Book The Nazi Hunters

Download or read book The Nazi Hunters written by Andrew Nagorski and published by Simon and Schuster. This book was released on 2016 with total page 416 pages. Available in PDF, EPUB and Kindle. Book excerpt: "Describes the small group of men and women who sought out former Nazis all over the world after the Nuremberg trials, refusing to let their crimes be forgotten or allowing them to quietly live inconspicuous, normal lives."--NoveList.

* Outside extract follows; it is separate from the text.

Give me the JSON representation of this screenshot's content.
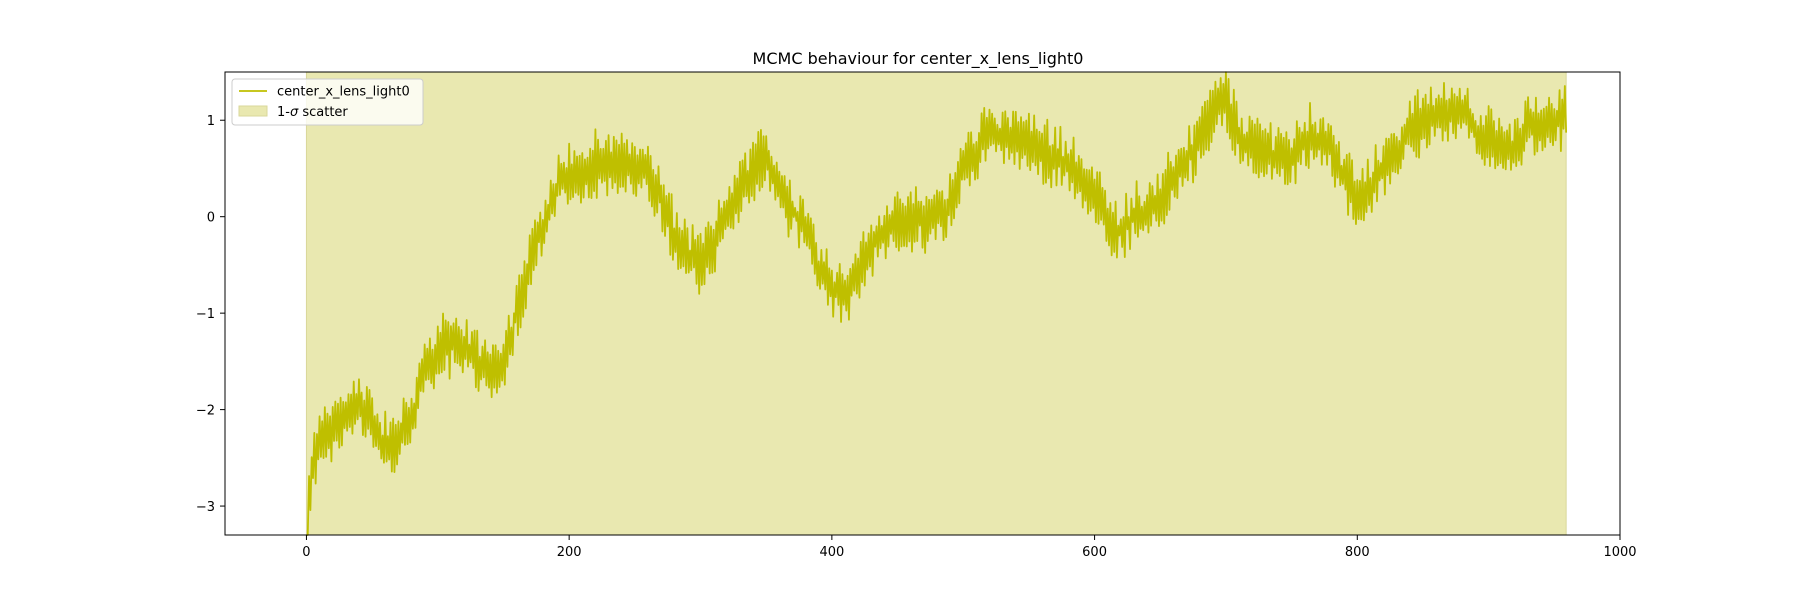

Book The Bitch of Buchenwald

    Book Details:
  • Author : Julius Balbin
  • Publisher : Cross Cultural Comm
  • Release : 1986-01-01
  • ISBN : 9780893043018
  • Pages : 48 pages

Download or read book The Bitch of Buchenwald written by Julius Balbin and published by Cross Cultural Comm. This book was released on 1986-01-01 with total page 48 pages. Available in PDF, EPUB and Kindle. Book excerpt:

Book Notorious Nazi Women  American English Edition

Download or read book Notorious Nazi Women American English Edition written by Stewart Andel and published by Independently Published. This book was released on 2019-04-10 with total page 144 pages. Available in PDF, EPUB and Kindle. Book excerpt: Some things in life go unnoticed. The fact that there were ruthless, vicious and vindictive female Nazi guards is one of them. This new title from author Stewart Andel hopes to address that issue and open up the stories behind the evil Nazi plague that were the Notorious Nazi Women. Hear the stories of "The Bitch of Buchenwald", or the "Beautiful Beast" inside this first volume of The Eclectic Collection.